EDITORIAL: Dispose of polluted soil at airport

2013-03-15T00:00:00Z EDITORIAL: Dispose of polluted soil at airport nwitimes.com
March 15, 2013 12:00 am  • 

Gary/Chicago International Airport's runway expansion is intended to turn the airport into Northwest Indiana's economic engine. As the project nears completion, however, the escalating cost threatens to pollute the airport's future prospects.

All polluted soil dug up during the runway expansion project was supposed to be hauled away. That was one of the selling points of the project -- to turn more land at the airport into space that could be developed to generate additional economic activity.

But that might not happen yet. A toxic mound of oil-saturated dirt might remain at the property. Airport officials chose to pile it at the south end of the polluted site.
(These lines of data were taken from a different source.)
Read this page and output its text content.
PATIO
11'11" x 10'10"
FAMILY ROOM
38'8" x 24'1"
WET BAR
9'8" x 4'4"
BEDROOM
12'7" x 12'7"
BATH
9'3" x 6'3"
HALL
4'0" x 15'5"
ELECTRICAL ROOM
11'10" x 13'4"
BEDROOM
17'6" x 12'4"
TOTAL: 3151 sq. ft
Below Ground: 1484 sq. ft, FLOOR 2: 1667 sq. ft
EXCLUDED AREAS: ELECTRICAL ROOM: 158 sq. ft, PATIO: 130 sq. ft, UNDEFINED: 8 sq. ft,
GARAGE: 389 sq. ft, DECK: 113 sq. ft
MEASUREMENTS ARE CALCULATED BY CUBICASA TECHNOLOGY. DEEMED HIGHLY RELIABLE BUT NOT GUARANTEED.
Expansion project manager Scott Wheeler said "the volume of material found was more significant than anyone thought."

Gary Jet Center owner Wil Davis is justifiably upset. Leaving that pollution in place will deter development.

Cleaning it up is a bigger priority to Davis than the runway extension.

The pile of tainted soil is not a pretty sight. It is as big as the airport's largest hangar.

Airport officials want environmental regulators to give their blessing to turn that pile into a berm, cap it with clay and plant grass on it, at least temporarily. 

"There is potential for development down there," airport director Steve Landry said. "But we know there won't be any development done here if the runway is not extended."

The airport must do both -- extend the runway as promised, and remove the tainted soil, as promised.

Leaving a toxic pile of dirt at Gary/Chicago International Airport defeats the whole point of the airport expansion, which is to generate the potential for additional economy activity there. Toxic areas have to be cleaned up so the airport will become the economic engine it should be.

The Indiana Department of Environmental Management and the U.S. Environmental Protection Agency should insist on properly disposing of the contaminated soil so development can occur.

The cost of this project has already escalated from the original $90 million estimate to $166 million. Do it right.